Chabbey and Deignan did not attack each other during those run-in, both seemingly happy to contest the sprint against each other. Deignan, known as an explosive rider with a very good sprint, must have fancied her chances – but in the end, she was beaten by Chabbey who lured Deignan into starting the sprint before coming around to win.
"I felt strong, I just messed it up in the finish," Deignan admitted after the stage. "We were in the perfect situation, but unfortunately, I totally messed up the sprint, so it is on me, really."

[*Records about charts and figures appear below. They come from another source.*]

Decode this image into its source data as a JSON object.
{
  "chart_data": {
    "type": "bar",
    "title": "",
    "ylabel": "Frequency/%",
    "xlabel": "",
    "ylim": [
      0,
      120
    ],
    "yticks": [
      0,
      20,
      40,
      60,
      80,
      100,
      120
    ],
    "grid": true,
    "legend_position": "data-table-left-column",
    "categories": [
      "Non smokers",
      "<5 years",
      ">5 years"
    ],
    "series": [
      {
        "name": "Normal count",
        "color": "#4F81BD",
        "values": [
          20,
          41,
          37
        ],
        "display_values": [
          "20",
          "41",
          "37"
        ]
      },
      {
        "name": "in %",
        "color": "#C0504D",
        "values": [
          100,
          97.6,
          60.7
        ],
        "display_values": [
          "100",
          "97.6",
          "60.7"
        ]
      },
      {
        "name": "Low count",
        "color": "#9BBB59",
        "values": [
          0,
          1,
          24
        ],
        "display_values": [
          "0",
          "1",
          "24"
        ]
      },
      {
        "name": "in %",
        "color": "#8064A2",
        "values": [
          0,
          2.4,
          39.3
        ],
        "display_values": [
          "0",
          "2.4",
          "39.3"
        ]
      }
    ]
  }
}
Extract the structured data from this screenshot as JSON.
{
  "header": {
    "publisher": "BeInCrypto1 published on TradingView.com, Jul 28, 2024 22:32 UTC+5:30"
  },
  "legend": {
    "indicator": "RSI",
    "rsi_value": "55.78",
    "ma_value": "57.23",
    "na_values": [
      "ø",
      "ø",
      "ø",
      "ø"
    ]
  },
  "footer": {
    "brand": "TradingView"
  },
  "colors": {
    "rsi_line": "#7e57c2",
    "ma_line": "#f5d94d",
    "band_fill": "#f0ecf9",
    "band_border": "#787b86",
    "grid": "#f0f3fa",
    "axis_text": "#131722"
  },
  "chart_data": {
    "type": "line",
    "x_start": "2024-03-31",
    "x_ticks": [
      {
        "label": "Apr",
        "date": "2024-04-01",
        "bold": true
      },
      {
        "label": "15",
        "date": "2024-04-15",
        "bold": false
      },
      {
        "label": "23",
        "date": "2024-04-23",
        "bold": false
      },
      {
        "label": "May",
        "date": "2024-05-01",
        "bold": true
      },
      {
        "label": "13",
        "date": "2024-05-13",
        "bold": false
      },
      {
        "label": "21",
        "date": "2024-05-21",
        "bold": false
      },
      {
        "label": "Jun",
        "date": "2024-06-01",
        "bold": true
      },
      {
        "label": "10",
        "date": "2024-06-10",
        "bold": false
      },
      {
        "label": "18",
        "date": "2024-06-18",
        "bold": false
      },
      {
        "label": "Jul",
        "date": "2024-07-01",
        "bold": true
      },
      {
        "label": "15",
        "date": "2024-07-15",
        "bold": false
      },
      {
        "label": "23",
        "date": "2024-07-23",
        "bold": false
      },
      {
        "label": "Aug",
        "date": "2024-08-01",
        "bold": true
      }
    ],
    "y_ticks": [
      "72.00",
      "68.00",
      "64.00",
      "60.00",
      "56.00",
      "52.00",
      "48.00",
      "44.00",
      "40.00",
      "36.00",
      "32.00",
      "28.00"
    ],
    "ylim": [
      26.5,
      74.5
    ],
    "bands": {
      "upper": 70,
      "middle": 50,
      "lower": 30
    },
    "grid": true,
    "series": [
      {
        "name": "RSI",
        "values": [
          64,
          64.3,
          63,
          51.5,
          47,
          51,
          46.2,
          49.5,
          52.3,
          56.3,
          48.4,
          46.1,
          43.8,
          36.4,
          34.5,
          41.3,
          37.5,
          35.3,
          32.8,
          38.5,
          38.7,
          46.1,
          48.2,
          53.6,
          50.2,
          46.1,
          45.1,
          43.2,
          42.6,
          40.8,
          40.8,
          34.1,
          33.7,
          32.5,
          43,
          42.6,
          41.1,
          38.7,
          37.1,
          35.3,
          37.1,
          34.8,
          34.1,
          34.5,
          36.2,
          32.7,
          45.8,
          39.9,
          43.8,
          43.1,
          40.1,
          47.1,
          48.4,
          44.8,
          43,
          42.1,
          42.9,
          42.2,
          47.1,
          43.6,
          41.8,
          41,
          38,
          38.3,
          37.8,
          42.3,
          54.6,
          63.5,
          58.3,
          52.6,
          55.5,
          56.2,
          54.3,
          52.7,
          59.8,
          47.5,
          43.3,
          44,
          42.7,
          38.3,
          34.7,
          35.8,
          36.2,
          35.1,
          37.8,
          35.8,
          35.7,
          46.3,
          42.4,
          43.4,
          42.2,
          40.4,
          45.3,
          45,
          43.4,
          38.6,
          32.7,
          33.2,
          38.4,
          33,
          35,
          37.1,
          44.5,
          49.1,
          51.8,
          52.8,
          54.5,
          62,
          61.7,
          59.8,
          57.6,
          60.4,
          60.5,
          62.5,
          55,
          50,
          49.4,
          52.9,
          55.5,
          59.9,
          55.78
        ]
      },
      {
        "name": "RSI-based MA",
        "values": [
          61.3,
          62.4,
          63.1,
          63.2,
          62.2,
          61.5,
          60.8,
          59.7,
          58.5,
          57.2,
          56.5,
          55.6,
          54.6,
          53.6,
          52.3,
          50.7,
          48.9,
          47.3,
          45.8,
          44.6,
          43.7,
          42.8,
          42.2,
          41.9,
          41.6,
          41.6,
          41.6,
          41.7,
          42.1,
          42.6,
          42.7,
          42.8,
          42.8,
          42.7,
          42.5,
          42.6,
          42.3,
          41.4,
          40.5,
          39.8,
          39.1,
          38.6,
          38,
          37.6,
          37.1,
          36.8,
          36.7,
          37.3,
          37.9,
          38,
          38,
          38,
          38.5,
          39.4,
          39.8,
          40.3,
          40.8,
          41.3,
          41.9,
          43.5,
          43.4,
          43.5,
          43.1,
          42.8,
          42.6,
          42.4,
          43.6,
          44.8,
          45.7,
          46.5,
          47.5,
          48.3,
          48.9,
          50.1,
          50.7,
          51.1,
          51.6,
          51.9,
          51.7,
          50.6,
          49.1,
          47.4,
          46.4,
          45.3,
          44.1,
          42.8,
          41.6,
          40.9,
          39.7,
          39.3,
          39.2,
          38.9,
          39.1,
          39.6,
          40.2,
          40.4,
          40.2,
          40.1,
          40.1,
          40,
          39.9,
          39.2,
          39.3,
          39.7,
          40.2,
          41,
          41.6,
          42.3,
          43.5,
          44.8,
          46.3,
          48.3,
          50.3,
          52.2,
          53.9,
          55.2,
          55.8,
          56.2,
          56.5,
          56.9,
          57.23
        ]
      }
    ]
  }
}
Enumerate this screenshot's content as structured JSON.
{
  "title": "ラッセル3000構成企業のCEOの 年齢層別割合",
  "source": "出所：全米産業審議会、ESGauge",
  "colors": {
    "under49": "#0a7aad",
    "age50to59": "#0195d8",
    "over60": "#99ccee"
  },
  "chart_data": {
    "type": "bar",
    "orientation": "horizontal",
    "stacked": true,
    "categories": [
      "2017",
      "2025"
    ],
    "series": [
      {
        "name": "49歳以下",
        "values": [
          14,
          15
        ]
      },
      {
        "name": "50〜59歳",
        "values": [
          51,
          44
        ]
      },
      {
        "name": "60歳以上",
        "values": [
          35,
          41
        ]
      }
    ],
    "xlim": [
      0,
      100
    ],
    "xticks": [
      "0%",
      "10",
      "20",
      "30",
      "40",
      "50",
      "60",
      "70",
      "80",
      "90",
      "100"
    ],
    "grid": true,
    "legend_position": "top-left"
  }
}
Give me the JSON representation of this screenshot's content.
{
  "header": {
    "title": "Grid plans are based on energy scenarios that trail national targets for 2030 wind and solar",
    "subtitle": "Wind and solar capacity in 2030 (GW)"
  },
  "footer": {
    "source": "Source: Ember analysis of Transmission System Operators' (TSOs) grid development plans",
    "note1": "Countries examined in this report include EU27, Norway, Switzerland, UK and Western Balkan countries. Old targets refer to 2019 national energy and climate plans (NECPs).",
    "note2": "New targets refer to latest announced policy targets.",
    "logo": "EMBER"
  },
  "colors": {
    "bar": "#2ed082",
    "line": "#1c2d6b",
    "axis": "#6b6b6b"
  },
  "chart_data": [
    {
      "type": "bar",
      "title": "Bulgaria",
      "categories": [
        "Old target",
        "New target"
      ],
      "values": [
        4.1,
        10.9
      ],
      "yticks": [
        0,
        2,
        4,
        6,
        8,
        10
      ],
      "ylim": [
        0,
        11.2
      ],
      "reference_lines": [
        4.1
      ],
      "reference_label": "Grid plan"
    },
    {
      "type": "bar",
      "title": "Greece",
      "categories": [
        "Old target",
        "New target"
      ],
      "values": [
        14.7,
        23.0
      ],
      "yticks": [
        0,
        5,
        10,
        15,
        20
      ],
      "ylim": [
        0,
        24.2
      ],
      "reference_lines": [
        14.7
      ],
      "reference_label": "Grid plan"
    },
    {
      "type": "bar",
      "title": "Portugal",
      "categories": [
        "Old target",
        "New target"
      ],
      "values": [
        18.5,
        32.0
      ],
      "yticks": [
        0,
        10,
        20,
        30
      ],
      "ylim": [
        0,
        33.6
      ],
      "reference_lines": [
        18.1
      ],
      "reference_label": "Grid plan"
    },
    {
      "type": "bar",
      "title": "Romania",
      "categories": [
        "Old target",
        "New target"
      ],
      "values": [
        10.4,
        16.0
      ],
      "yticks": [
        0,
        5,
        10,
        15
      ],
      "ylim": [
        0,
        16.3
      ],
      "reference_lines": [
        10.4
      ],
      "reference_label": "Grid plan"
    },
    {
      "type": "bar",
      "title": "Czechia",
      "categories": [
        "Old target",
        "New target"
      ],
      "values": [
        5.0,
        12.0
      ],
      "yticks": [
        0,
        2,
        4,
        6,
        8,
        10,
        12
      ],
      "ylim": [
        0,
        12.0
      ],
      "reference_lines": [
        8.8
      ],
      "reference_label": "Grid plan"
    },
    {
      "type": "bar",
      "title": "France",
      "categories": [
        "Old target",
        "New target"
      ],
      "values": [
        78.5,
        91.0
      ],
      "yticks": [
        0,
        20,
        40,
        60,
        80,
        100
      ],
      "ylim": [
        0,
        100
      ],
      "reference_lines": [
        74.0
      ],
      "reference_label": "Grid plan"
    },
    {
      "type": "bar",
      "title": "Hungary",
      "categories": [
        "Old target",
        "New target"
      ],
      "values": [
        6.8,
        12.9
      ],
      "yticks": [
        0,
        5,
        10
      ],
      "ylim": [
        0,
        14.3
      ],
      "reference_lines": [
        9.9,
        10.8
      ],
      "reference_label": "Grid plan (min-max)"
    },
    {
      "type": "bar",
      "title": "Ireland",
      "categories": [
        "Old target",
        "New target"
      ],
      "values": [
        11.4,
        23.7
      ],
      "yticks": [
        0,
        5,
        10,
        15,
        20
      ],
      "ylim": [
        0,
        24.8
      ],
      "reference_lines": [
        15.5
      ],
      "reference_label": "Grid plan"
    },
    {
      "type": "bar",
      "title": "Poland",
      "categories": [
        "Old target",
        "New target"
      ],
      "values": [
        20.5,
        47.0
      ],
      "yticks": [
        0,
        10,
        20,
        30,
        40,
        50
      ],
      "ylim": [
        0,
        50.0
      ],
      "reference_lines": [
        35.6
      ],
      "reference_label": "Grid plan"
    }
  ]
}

On stage 2, Deignan will wear the black mountain jersey, and she remains in striking distance of Chabbey, the four-second deficit coming from time bonifications at the stage 1 finish. The second and final stage is pan flat, ten laps of a short circuit in and around Frauenfeld, with intermediate sprints on the fourth and seventh lap offering bonus seconds.
Deignan promised that the Trek-Segafredo team would race aggressively: "There's only four seconds difference, so tomorrow we can make it up. It will be an exciting race for sure!"
Swiss riders show themselves on home roads
In addition to the eventual stage winner Chabbey, the five-rider breakaway included two more Swiss riders in the first women's edition of the Tour de Suisse in twenty years. Marlen Reusser (Alé BTC Ljubljana) and Jolanda Neff (Swiss National Team) also flew the red flag with the Swiss cross high.
Reusser and Chabbey have both been very visible this season, either working for their team leaders or attacking themselves.
Racing for the Swiss national team, world-class mountainbiker Neff added even more firepower to the break, and with Mikayla Harvey (Canyon-SRAM) also in the mix, the group had no trouble building a large enough advantage to fight for the win on the final lap.
With Chabbey and Deignan gone, the final kilometres turned into a flurry of attacks as Reusser, Neff, and Harvey all chased that third podium spot, and eventually it was the strong timetriallist Reusser who got a gap to finish third.
Looking back at the stage afterwards, Reusser expressed her delight at such a strong showing from the Swiss.
"I was so happy to see that breakaway," she said. "I was the only one from my team, but with my heart, I was happy we were three strong Swiss girls in that strong breakaway with Lizzie Deignan and Mikayla Harvey. It was just perfect. I would have liked to win, but I am so happy that Elise could win today, it was fantastic."